The admin stats page groups metrics by category and displays them in a simple grid. Nothing fancy — just numbers with labels. But having "12 agent archetypes, 47 MCP tools, 8 packages, 15 generators" visible in one place tells me the platform's shape at a glance.

The stats are editable from the admin UI too. If I want to manually update a number (say, I know a new package was published but the cron hasn't run yet), I can override it directly. The next sync will overwrite it with the real count.

Why Not Prometheus?

Prometheus is designed for time-series metrics: request latency, error rates, CPU usage. My metrics are inventory counts — how many of a thing exist right now. They change when I add a new agent archetype or publish a package, not on a per-request basis.

Setting up Prometheus + Grafana for 15 slowly-changing integers would be like building a warehouse to store a shoebox. The monitoring stack has more moving parts than the thing it's monitoring.

Why Tailscale?

The dev machine (where the source configs live) and the VPS (where the dashboard runs) are on different networks. Options:

Expose the sync endpoint publicly — Works, but now I need rate limiting, IP allowlisting, and HTTPS on a route that handles auth via a bearer token. Every public endpoint is an attack surface.
VPN between machines — Tailscale gives me a private mesh network with zero configuration. The VPS is reachable at a stable private IP that only my machines can access. The sync endpoint is effectively internal-only.
Push to a shared database — Both machines could write to the same PostgreSQL instance. But the VPS database isn't accessible from the dev machine (by design), and opening it up defeats the purpose.

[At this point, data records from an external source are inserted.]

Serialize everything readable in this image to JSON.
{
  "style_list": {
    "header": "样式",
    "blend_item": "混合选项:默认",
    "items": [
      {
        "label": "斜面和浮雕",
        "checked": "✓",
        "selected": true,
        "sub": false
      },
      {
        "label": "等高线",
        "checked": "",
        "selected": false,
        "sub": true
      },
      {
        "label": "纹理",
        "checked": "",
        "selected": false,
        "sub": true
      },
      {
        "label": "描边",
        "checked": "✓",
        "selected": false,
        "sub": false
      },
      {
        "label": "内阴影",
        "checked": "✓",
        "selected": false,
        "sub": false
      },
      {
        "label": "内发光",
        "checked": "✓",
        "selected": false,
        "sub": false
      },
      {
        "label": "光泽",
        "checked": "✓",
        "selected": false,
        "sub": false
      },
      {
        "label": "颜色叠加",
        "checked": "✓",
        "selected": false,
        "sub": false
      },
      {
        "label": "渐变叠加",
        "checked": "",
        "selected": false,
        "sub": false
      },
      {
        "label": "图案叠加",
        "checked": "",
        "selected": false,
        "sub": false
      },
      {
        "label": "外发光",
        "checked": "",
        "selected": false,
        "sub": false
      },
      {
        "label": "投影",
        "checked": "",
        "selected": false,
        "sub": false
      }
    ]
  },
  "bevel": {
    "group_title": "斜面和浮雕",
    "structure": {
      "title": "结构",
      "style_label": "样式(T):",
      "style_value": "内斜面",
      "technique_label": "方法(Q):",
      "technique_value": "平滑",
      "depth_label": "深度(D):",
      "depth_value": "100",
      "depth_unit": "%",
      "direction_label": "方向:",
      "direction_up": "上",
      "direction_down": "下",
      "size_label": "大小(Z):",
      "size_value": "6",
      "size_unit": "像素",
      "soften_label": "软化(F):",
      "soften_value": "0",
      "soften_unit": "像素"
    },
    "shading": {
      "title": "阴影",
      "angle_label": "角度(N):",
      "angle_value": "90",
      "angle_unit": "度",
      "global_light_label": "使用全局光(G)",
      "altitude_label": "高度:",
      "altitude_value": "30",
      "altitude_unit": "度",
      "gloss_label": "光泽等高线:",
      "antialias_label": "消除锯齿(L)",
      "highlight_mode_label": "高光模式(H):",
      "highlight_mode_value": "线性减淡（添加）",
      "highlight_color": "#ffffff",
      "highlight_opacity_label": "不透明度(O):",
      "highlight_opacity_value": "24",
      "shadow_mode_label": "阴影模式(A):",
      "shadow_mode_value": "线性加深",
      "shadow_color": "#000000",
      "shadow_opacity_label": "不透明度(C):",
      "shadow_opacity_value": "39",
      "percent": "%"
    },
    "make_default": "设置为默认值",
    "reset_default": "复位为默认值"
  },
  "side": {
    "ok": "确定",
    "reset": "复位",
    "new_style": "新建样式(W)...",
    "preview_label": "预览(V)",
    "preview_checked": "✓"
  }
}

Tailscale was the 5-minute solution that eliminated the security concerns entirely.

The Pattern, Generalized

If you have metrics or state scattered across multiple machines and you need a dashboard:

Write a script that counts things. Keep it dumb. File counts, JSON array lengths, database row counts. wc -l and jq length solve most cases.
POST to a sync endpoint. Bearer token auth, upsert semantics, idempotent processing.
Run it on a cron. Hourly is fine for inventory metrics. If you need real-time, you need a different pattern (webhooks, event streams). But most "dashboards" are checked once a day — hourly resolution is overkill, not underkill.
Use a private network. Tailscale, WireGuard, or even SSH tunnels. Don't expose internal endpoints to the internet just because it's easier.

The total cost of this system: one cron entry, one bash script, one API route, one database table. No monitoring stack, no time-series database, no alerting rules. Sometimes the right infrastructure is barely any infrastructure at all.